Fernandez Desiree M, Hand Collette K, Sweeney Brian J, Parfrey Nollaig A
Department of Neurology, Cork University Hospital, Wilton, Cork, Ireland.
Headache. 2008 Jan;48(1):101-8. doi: 10.1111/j.1526-4610.2007.00848.x.
We studied a large Irish Caucasian pedigree with familial hemiplegic migraine (FHM) with the aim of finding the causative gene mutation.
FHM is a rare autosomal-dominant subtype of migraine with aura, which is linked to 4 loci on chromosomes 19p13, 1q23, 2q24, and 1q31. The mutations responsible for hemiplegic migraine have been described in the CACNA1A gene (chromosome 19p13), ATP1A2 gene (chromosome 1q23), and SCN1A gene (chromosome 2q24).
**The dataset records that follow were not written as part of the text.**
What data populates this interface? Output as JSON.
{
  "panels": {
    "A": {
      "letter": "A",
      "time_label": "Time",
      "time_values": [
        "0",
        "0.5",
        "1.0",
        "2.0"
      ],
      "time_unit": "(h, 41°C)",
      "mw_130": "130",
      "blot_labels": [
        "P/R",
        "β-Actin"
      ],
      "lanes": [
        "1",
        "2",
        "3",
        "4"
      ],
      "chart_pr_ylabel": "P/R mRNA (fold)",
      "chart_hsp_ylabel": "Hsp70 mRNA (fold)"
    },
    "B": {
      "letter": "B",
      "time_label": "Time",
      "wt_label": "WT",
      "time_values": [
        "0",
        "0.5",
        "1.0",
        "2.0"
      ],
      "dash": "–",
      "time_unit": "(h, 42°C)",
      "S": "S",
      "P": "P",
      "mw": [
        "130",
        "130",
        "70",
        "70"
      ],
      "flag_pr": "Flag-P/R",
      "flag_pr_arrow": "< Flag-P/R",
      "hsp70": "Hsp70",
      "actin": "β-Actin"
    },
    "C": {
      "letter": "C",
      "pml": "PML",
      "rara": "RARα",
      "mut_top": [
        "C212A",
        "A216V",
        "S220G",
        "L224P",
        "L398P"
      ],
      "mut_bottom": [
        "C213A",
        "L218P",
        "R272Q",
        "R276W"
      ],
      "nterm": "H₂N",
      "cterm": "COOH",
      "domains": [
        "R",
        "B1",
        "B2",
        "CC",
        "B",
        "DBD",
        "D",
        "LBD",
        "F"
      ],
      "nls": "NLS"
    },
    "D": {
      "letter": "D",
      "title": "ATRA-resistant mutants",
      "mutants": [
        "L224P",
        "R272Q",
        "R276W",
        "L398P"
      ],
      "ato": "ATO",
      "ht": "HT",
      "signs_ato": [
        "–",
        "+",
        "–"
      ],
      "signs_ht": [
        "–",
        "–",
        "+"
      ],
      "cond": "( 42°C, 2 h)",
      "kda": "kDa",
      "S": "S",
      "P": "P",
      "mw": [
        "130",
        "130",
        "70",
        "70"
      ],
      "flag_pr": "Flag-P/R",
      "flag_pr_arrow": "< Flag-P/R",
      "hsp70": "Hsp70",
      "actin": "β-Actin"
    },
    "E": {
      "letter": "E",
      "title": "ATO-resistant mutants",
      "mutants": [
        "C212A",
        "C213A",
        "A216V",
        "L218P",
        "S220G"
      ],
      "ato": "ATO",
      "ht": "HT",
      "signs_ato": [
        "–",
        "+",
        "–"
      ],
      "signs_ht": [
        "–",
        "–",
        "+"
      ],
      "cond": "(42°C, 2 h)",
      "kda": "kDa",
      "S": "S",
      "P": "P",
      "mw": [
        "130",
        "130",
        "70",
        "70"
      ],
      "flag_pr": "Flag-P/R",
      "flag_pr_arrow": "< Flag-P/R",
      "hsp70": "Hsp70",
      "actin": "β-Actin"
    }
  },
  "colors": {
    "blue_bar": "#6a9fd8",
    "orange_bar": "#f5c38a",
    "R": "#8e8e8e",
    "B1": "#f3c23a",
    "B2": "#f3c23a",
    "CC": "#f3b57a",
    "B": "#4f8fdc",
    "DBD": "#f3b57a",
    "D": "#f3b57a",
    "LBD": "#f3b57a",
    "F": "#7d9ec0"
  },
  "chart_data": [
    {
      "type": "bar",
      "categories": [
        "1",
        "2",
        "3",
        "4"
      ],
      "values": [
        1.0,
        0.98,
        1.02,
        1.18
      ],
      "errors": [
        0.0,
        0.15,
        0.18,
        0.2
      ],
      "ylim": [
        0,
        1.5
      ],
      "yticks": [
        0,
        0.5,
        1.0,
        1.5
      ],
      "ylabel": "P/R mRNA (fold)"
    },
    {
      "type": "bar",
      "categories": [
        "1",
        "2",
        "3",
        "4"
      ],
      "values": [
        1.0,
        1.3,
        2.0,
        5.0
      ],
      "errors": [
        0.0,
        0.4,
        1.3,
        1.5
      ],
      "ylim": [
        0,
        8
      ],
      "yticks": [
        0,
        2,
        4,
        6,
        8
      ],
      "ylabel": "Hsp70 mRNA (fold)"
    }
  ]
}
We performed linkage analyses in this family for chromosome 1q23 and performed mutation analysis of the ATP1A2 gene.
Linkage to the FHM2 locus on chromosome 1 was demonstrated. Mutation screening of the ATP1A2 gene revealed a G to C substitution in exon 22 resulting in a novel protein variant, D999H, which co-segregates with FHM within this pedigree and is absent in 50 unaffected individuals. This residue is also highly conserved across species.
We propose that D999H is a novel FHM ATP1A2 mutation.
我们研究了一个患有家族性偏瘫性偏头痛(FHM)的大型爱尔兰白种人家系,旨在寻找致病基因突变。
FHM是偏头痛伴先兆的一种罕见的常染色体显性亚型,与19p13、1q23、2q24和1q31染色体上的4个基因座相关。已在CACNA1A基因(19p13染色体)、ATP1A2基因(1q23染色体)和SCN1A基因(2q24染色体)中描述了导致偏瘫性偏头痛的突变。
我们对这个家系的1q23染色体进行了连锁分析,并对ATP1A2基因进行了突变分析。
证实与1号染色体上的FHM2基因座连锁。ATP1A2基因的突变筛查显示,外显子22发生了G到C的替换,产生了一种新的蛋白质变体D999H,它在这个家系中与FHM共分离,在50名未受影响的个体中不存在。这个残基在物种间也高度保守。
我们提出D999H是一种新的FHM ATP1A2突变。